The vast majority of news stories about texting involve texters who killed someone on the highway, or were involved in accidents of some sort. Then you have the legislatures and city governments that are criminalizing texting and driving. If you wade through those you find a few others about how texting has vastly changed social life for young people and in fact anyone who lives in a world where people are actively texting. Finally, you get the studies around the edges, where people are figuring out who is using emoticons, and why, and to what degree.
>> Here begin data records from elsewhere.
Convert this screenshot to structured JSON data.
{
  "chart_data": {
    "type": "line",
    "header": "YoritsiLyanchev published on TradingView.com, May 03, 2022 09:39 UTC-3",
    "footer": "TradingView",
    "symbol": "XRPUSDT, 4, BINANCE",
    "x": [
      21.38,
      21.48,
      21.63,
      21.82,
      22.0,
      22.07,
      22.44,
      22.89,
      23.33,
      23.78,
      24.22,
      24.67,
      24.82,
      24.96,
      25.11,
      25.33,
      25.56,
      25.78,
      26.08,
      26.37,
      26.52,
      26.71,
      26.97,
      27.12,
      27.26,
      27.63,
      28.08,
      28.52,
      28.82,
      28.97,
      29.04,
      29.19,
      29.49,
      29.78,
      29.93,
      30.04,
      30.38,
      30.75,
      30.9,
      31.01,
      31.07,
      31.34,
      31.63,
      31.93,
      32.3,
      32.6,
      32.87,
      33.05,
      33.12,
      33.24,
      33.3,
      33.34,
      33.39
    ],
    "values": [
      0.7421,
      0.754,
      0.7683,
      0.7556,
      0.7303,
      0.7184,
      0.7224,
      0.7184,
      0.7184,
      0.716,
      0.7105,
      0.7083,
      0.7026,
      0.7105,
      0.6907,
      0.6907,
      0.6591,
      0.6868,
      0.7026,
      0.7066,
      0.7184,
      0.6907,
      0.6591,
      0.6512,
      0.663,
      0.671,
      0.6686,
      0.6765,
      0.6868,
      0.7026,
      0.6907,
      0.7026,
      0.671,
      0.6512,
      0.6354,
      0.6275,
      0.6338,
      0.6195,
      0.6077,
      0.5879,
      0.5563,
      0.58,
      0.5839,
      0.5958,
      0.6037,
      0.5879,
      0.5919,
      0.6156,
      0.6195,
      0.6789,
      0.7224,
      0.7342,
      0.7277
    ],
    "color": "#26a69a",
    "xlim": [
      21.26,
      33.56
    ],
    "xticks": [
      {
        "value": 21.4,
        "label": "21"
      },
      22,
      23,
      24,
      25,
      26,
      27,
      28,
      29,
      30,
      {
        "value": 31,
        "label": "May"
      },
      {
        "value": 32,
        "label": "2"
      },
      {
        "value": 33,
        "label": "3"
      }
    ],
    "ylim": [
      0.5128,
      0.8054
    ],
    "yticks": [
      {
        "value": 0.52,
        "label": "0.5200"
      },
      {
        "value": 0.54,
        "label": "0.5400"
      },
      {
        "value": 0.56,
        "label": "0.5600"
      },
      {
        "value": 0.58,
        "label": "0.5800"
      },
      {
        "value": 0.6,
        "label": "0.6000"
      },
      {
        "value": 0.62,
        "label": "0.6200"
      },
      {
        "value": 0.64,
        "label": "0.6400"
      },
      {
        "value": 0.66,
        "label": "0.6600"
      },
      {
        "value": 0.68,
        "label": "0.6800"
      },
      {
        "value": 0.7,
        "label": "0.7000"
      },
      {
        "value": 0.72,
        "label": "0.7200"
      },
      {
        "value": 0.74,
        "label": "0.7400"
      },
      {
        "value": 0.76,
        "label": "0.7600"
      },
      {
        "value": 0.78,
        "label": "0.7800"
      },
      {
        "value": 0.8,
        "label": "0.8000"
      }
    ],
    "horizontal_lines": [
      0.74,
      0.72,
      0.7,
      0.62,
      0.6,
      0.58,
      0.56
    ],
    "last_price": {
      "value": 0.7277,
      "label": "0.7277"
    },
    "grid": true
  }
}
Emoticons are interesting because they are part of what makes texting different from regular written communication. Let's see, you have shortened words, lol, a few of these and those, and emoticons. My point as a linguist is that texters would have different dialect patterns than others because so much of it goes across geographical boundaries. I would basically like to do for texting what Labov did for dialects: map them. Figure out the distribution of dialects within networks. Find out who is using what, where.

My main justification for studying it as a linguist would be this: If people relate to the phone - they change what they type based on the phone - and the phone changes what they type - then, making language is a very different process than it used to be back in the era of oral and plain written communication. Phones change what we type. Phones' auto correct essentially trains us to type some things and not others. On the interpreting end we have to guess sometimes what somebody intended to type. All this points to a different process than Saussure, and even Chomsky, tried to explain.

I may collect some of this stuff here, but better yet, I may just start a new site and set of resources. I have to bring back much of my online stuff anyway. This poor site was getting pretty stale and old. But it holds stuff that is important to me, old chat transcripts and the like. I'm not sure what will happen, I'm just stewing about the possibilities.